Baca juga sebagai perbandingan: Kalender Hijriyah
Sejarah penggunaan kalender Masehi dimulai pada tahun 45 SM, ketika Julius Caesar memerintahkan penyusunan kalender baru untuk Romawi yang kemudian dikenal sebagai kalender Julian. Kalender Julian memiliki 365 hari dengan tambahan satu hari setiap empat tahun pada bulan Februari, yang kemudian dikenal sebagai tahun kabisat. Kalender Julian menjadi kalender yang paling umum digunakan di Eropa selama lebih dari 1.500 tahun.

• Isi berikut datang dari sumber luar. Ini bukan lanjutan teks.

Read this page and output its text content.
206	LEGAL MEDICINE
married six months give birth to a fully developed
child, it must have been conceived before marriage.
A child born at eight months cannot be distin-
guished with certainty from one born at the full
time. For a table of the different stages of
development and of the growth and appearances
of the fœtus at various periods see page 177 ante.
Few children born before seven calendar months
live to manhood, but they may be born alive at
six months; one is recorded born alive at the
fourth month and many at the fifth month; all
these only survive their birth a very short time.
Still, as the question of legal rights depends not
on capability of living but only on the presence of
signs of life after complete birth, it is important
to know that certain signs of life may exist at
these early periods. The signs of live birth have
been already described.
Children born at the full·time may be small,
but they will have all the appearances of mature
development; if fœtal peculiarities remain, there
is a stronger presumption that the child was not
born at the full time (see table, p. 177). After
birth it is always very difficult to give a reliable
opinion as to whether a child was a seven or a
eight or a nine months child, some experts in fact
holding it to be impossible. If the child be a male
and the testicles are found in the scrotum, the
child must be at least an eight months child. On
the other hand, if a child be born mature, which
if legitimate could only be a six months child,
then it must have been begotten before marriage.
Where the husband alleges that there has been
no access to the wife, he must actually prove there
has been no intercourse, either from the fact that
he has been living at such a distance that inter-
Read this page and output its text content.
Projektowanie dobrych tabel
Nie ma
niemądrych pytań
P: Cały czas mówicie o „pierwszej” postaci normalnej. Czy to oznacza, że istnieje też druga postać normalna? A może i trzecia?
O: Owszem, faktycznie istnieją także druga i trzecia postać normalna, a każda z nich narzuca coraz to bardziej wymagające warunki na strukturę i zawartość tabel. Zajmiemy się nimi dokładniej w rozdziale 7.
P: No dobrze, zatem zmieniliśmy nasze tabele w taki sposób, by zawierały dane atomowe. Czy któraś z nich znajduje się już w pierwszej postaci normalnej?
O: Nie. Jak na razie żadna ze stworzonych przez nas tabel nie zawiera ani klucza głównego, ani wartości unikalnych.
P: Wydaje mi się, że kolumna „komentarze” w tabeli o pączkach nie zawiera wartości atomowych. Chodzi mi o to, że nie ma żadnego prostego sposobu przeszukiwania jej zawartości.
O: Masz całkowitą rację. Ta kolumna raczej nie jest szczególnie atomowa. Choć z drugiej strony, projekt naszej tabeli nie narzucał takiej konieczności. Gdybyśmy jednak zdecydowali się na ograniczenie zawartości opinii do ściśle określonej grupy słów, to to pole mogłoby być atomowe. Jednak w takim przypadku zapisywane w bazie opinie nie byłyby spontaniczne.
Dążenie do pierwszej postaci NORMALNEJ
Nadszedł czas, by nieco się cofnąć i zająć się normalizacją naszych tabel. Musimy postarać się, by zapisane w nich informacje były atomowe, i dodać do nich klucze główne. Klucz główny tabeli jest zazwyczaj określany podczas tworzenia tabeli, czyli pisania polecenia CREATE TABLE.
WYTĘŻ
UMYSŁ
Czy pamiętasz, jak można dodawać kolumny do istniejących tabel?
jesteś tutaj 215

Latar belakang penyusunan kalender Julian adalah masalah ketidakakuratan dalam penanggalan pada masa itu. Saat itu, penanggalan Romawi didasarkan pada kalender lunar, yang hanya memiliki 354 hari dalam setahun. Hal ini menyebabkan pergeseran penanggalan yang semakin jauh dari musim yang sebenarnya. Julius Caesar, sebagai pemimpin Romawi pada waktu itu, merasa penting untuk memperbaiki sistem penanggalan agar lebih akurat dan stabil.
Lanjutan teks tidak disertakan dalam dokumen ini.